WATERTOWN — Soon, KN95 masks will be available to many north country residents.
Jefferson County announced on Thursday that the county has received about 51,000 KN95 masks from the state. The masks will be provided to each town and the city of Watertown, and nonprofit organizations in the city such as the Community Action Planning Council, Urban Mission and Salvation Army.
The county also said this will be a one-time allotment of masks, and no additional supplies from the state are anticipated.
Jefferson County’s population of more than 115,000 means it will not be possible for every resident to receive a mask.
Each town and city will announce when and where people can receive masks next week.
The county is also reminding people that the masks have limited reusability and that they should be disposed after extended use.
The county is also expecting to receive at-home test kits from the state, but officials do not know at this time when the tests kits will arrive, or how they will be distributed.
Town and village of Massena residents will have an opportunity to receive a free KN95 mask when they’re distributed between 8 a.m. and 4 p.m. Monday at the Building and Code Enforcement Office, at the Massena Fire Station, 34 Andrews St.
The glass doors will be open to the public during those hours, and James Caruso from the code office will be distributing the masks. Quantities are limited, with approximately 1,000 masks available for distribution on a first-come, first-served basis. They will be limited to one per household member.
KN95 masks use multiple layers of synthetic material to protect against outside particles. The masks feature a seam down the middle that makes it possible to fold the masks in half. The masks use ear loops to secure the face covering.
They are better than surgical masks or cloth masks, according to ECRI, an independent nonprofit organization that focuses on safety, quality and cost-effectiveness of care across all health care settings worldwide.
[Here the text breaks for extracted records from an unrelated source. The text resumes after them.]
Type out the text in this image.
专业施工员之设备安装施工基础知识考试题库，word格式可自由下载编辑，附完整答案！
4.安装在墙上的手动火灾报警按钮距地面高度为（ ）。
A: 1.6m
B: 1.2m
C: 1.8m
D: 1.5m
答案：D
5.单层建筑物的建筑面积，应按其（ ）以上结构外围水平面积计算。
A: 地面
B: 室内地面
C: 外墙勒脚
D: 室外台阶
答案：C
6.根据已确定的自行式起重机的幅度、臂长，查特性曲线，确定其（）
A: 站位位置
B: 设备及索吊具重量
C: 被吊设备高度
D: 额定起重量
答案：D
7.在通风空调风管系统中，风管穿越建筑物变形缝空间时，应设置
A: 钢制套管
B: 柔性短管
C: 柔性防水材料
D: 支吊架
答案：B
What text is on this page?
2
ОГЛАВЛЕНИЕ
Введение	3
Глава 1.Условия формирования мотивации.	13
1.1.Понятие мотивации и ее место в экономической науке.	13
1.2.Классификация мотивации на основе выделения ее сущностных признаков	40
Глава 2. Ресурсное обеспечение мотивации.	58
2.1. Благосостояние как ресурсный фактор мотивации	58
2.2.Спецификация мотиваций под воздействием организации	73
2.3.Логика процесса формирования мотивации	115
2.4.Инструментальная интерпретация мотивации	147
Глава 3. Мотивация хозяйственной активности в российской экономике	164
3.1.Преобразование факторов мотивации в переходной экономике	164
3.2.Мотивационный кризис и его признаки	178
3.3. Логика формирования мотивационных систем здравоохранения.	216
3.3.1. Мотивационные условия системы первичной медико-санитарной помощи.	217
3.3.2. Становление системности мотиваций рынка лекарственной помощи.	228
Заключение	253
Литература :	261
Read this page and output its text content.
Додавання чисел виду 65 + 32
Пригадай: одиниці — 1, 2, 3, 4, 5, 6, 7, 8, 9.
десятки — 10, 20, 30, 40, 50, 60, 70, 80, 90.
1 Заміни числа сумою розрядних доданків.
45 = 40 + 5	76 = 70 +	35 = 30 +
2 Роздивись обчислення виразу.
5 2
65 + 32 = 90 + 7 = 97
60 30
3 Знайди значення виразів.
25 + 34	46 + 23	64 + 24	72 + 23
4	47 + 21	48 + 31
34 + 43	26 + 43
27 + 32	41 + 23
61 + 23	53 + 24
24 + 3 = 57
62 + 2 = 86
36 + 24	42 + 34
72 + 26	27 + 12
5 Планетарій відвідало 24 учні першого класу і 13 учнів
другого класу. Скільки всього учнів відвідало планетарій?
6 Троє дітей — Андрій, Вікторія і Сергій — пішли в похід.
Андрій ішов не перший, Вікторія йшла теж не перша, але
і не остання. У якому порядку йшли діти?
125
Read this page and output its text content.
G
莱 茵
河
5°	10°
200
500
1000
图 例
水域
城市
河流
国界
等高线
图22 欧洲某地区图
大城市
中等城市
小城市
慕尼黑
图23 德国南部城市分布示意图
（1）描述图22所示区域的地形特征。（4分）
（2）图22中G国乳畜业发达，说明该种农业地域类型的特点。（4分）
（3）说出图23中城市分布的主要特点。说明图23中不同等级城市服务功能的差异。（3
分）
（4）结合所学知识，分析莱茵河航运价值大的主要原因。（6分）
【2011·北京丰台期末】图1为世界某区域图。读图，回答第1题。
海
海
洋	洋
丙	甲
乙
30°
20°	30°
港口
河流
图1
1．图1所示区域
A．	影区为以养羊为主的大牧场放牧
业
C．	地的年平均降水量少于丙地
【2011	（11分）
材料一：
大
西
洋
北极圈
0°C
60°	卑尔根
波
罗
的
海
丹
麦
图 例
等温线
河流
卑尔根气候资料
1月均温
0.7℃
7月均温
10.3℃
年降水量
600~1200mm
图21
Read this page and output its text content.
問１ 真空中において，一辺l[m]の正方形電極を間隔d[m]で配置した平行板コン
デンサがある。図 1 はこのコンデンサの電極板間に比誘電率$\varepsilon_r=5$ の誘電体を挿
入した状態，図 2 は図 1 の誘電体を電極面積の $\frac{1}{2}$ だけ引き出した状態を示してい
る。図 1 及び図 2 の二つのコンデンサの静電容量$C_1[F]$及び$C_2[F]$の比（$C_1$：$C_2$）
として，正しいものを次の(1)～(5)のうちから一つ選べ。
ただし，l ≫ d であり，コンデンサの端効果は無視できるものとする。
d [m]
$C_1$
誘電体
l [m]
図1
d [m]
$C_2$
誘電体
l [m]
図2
They are most appropriate in cases where the individual doesn’t expect to come into contact with bodily fluids.
Massena Mayor Gregory M. Paquin said that, while the masks aren’t graded for use by medical professionals, “it’s graded pretty well for your average citizen,” and he suggested residents get one on Monday.
“Definitely. It’s anything that we can try to do as we hopefully get on the downturn,” he said.
In addition to encouraging mask wearing, Mr. Paquin urged people to get vaccinated against COVID-19.
“I would ask the citizens throughout Massena, if you haven’t been vaccinated yet, please seriously consider taking the vaccine — medical science has shown that it is safe; it is effective. We all understand this. It doesn’t necessarily prevent actually catching the virus. However, if you do catch the virus and you are vaccinated, the symptoms will be much milder and the chances of going into the hospital are far, far, far less,” Mr. Paquin said. “So, please, I would encourage everyone to do their part to consider getting a vaccination.”
According to the U.S. Centers for Disease Control and Prevention, if a KN95 mask is not available, one way to ensure safety is by wearing one medical procedure mask underneath a cloth mask. The CDC says you should not combine two medical procedure masks or combine a KN95 mask with any other type of mask.